Глава 17
Они проехали мимо него по дороге.
На три мили западнее аббатства, при полном свете дня, эта продажная девка Мирбо и ее бугай муж миновали его и даже не удостоили взглядом. Кажется, все их внимание занимала крыша аббатства, высившаяся вдали. Они наверняка предвкушали ночь со всеми удобствами в гостевой комнате настоятеля, мягкую перину и хорошее бренди.
Он слишком поздно их заметил и не успел съехать с дороги. Такой маневр мог вызвать подозрение у этого тупоголового рыцаря и в конце концов привести к разоблачению. Поэтому он остался на дороге и опустил голову, когда его бурый мул проезжал мимо их добротных скакунов и вьючных лошадей.
Они отправились в путь раньше, чем он ожидал. Это был весьма неприятный сюрприз.
Когда они поравнялись, сердце его чуть не выскочило из груди.
Дорога была узкой. Он задел коленом кольчугу на ноге воина-великана и резко повернул своего мула (что поделать, пришлось пойти на риск), пробормотав извинение.
Но они его не услышали. И даже не оглянулись, чтобы увидеть, как он снова вышел на дорогу. Впрочем, если бы они это сделали, то не узнали бы его и не заметили в нем ничего опасного.
Они продолжали свой путь — рыцарь, его жена и вооруженные солдаты. Только неряшливый мальчишка, восседавший на первой вьючной лошади, оглянулся назад.
Мужчина на муле продолжал путь на запад, не поднимая головы и сдерживая дыхание. Но лишь только топот кавалькады затих вдали, он пинками развернул своего мула и поехал следом за ними.
Медленно. На приличном расстоянии, за завесой пыли.
Ему не надо было держать их в поле зрения. Он знал, куда они едут.
Кровать в гостевой комнате аббатства стояла на резных дубовых ножках в форме ястребиных лап с когтями. Мягкую пуховую перину и льняную простыню закрывали три шерстяных одеяла, расшитые по краям пестрым узором — еще более затейливым, чем на маленьком квадратном полотне для алтаря, которое привезла в Морстон Изабелла Мирбо. Господская кровать, что стояла без применения в главной спальне Кернстоу, была не так роскошна, как эта.

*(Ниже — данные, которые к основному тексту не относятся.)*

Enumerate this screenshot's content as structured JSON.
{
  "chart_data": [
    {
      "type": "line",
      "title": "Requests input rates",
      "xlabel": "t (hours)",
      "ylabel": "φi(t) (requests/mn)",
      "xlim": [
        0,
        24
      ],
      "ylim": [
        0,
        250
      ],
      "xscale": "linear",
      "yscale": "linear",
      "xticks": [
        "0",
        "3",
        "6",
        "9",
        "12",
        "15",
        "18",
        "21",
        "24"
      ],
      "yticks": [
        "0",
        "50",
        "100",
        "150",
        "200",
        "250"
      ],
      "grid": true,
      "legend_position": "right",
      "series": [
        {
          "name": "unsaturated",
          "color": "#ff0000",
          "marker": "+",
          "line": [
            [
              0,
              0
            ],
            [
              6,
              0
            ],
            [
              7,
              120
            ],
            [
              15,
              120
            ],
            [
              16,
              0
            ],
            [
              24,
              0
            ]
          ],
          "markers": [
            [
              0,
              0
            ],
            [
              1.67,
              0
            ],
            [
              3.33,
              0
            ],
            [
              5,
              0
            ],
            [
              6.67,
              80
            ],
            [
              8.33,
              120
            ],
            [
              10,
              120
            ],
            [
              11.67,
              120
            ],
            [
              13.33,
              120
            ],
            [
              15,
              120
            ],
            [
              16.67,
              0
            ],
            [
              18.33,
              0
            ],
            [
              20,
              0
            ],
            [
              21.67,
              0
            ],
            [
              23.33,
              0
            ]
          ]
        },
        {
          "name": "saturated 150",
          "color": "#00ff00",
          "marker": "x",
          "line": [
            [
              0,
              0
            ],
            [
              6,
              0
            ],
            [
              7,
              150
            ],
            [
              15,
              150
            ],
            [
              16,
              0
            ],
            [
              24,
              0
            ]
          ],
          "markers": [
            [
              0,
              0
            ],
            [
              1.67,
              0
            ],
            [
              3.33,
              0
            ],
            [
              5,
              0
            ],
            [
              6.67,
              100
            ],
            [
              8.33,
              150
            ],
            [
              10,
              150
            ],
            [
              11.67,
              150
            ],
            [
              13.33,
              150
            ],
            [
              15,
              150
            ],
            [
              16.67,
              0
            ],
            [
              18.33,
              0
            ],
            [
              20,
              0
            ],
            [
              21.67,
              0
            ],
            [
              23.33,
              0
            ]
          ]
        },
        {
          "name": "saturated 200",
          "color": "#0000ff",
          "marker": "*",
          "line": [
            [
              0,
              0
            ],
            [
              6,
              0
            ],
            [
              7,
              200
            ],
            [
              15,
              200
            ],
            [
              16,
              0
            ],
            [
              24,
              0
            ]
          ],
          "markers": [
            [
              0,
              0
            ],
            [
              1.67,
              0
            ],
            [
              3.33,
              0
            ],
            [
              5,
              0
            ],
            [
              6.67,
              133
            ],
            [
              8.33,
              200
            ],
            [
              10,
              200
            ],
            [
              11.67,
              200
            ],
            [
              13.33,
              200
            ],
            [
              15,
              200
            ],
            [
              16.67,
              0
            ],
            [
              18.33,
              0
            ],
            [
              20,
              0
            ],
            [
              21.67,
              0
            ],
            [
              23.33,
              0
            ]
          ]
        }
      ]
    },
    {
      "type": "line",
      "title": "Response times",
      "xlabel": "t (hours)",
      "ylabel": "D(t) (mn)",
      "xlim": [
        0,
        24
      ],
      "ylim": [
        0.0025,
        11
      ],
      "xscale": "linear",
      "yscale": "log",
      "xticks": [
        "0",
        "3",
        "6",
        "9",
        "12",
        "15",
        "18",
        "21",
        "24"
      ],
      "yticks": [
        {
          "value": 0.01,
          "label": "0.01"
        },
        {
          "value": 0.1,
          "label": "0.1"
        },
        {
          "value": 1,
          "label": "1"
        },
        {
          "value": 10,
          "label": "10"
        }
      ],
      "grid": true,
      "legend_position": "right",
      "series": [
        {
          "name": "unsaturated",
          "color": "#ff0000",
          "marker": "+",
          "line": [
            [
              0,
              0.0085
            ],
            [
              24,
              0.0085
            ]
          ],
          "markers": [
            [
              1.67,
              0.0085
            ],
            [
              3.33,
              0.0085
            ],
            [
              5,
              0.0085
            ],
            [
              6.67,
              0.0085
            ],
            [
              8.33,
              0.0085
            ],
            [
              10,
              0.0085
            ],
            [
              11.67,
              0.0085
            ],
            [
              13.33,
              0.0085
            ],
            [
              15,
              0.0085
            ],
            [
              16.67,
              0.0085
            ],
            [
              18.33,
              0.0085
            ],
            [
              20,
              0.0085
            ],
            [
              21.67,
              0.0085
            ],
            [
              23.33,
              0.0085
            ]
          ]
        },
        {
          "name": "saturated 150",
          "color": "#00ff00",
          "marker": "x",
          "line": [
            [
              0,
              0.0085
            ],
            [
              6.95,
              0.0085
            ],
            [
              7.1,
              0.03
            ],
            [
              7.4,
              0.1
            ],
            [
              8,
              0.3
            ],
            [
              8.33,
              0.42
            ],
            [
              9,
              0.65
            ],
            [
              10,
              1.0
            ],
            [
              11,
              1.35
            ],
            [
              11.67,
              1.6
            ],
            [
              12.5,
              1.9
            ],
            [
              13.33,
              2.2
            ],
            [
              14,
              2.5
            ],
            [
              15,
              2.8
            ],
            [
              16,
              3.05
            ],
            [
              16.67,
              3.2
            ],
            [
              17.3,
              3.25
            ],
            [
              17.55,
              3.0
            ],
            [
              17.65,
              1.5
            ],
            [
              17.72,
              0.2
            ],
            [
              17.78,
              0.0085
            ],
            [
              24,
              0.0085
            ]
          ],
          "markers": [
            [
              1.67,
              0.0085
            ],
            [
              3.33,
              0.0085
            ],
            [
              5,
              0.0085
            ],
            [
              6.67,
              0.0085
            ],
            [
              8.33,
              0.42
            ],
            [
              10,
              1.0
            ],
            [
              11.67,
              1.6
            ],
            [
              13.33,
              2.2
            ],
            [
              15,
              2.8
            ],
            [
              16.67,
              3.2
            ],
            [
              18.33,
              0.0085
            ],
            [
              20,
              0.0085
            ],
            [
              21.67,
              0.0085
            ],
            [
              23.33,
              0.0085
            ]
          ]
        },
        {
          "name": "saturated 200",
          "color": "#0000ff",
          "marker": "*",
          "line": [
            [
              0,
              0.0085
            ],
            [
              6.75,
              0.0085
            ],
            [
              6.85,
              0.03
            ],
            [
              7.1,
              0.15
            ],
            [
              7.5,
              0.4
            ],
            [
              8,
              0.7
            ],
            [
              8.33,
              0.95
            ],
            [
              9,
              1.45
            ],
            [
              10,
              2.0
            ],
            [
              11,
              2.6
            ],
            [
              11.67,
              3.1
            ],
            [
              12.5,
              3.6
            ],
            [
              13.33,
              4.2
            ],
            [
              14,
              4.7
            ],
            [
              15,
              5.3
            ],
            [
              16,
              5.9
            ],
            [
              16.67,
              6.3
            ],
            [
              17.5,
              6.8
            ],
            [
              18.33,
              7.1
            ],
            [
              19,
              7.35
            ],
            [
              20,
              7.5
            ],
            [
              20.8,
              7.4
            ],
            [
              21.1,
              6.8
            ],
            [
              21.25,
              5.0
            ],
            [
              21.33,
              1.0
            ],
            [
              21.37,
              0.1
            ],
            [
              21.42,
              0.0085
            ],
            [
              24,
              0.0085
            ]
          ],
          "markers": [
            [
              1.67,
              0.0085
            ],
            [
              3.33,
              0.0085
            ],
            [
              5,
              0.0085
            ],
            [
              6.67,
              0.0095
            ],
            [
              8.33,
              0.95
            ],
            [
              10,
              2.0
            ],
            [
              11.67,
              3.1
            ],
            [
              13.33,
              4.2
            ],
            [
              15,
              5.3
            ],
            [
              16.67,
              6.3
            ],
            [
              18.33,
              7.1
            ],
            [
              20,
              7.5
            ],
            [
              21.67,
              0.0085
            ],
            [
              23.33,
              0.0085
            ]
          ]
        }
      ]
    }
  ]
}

Алиса погладила тонкотканое покрывало и откинула его, чтобы разгладить легкую складку на одеяле.
— Аббат-настоятель, должно быть, очень богат, если предоставляет своим гостям такую постель, — сказала она.
Раймон пожал плечами:
— Аббат-настоятель потому и богат, что у него есть такая комната для гостей. Он обязан давать кров всем путникам: многие из них готовы щедро платить, чтобы спать отдельно от паломников. И платят очень много, чтобы получить именно эти покои.
Алиса отдернула руку от покрывала.
— Тогда давайте попросим другую. Нам не нужна такая шикарная спальня.
Раймон поймал ее руку и поднес к губам.
— Мы никуда отсюда не уйдем, моя дорогая жена. Очень скоро мы насладимся ею и оправдаем затраченные на нее деньги.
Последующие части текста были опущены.